Pickled cabbage stuffed with minced pork and rice served with yellow maize porridge. - JOHN J. GODDARD
  • Pickled cabbage stuffed with minced pork and rice served with yellow maize porridge.

This year, spend Valentine's Day with your first true love: food.

On Friday, February 14, LUKA pop-up dining series will roll out its second event, dubbed Dragobete: A Romanian Shepherd's Dinner. LUKA founder and culinary director John J. Goddard will host the dinner at Seed Sprout Spoon (3137 Morganford Road). 

Goddard says he’s not trying to put his own creative spin on the cooking with the series, but instead serve authentic fare made with care and quality ingredients.

“Trends don’t matter here,” Goddard said in a recent press release. “I’m just channeling very old recipes, doing things the old way as much as possible.”

The meal will highlight the characteristically sour flavors of Romanian cuisine with wines such as those made with the indigenous Fetească Neagră grape, which imparts notes of red fruit and berry.

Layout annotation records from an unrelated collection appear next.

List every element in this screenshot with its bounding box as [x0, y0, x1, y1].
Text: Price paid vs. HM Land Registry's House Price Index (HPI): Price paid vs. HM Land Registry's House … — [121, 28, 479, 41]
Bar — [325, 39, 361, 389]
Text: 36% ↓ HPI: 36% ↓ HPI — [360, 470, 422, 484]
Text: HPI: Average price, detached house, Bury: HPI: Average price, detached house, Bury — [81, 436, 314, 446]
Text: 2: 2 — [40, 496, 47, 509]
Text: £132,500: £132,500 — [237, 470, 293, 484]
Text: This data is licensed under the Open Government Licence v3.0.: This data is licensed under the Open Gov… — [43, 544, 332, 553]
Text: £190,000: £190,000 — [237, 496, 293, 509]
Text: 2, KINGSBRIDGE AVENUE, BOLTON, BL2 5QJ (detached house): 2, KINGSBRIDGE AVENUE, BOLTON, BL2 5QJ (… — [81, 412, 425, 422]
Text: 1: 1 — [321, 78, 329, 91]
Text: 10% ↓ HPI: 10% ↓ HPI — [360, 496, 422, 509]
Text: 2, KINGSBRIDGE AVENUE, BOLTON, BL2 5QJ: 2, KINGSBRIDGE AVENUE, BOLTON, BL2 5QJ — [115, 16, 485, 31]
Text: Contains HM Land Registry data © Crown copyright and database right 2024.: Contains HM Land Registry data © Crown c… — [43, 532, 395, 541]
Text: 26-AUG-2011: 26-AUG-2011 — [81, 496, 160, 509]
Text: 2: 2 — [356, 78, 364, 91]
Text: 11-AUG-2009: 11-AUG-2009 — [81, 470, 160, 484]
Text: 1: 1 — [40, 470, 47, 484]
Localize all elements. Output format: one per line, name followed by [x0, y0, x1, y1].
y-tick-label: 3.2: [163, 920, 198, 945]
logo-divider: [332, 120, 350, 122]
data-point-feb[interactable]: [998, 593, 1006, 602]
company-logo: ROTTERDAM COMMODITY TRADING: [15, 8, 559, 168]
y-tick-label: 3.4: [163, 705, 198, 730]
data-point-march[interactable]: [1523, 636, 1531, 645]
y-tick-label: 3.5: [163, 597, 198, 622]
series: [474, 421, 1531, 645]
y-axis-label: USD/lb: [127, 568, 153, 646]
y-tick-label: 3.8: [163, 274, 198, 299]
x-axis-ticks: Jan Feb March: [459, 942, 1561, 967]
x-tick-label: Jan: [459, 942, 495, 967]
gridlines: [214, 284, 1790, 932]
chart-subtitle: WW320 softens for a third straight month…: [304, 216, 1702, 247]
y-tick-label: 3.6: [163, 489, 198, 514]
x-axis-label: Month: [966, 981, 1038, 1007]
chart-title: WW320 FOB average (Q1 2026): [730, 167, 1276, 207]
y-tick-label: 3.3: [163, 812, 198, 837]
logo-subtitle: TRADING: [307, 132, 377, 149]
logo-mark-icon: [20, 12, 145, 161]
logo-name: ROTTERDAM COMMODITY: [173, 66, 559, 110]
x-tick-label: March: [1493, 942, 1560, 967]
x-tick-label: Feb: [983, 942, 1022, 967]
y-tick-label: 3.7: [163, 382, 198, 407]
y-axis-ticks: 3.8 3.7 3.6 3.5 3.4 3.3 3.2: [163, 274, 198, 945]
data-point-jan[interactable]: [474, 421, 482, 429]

Goddard describes the menu as “straight from the Carpathian Mountains.” He looked to the Transylvanian region of Romania for inspiration in developing dishes for the dinner. “It’s a fascinating cultural region influenced by Slavic, Latin, Hungarian, German and Turkish culture, and the food definitely reflects that,” Goddard said in the release.

The meal begins with Ciorbă de Cartofi (sour potato soup) paired with Paparuda rosé wine. The main course this Friday will be sarmale, which was brought to Romania from what was then the Ottoman Empire. Sarmale plates sour pickled cabbage stuffed with minced pork and rice served with yellow maize porridge and sour cream. The evening will end on a sweet note with vargabéles, a Transylvanian sweet cheese and noodle cake.

This is the second dinner in Goddard’s LUKA dinner series. He hosted a Polish-themed dinner last month. LUKA first launched in Portland, Oregon, in 2009 as a way to showcase Croatian cuisine. The revived iteration in St. Louis will feature a broader look at Eastern European cooking, according to Goddard.

“A lot of people here don’t know what they’re missing,” Goddard said. “Based on what I know of the local palate, this is food St. Louisans should love.”

The dinner starts at 7 p.m. and seating is limited. Tickets are $65 per person and are available to purchase at lukadining.com. A cash bar will be available for beer, liquor, soft drinks and other wines. A portion of ticket sales will benefit the Society of St. Vincent de Paul Archdiocesan Council of St. Louis.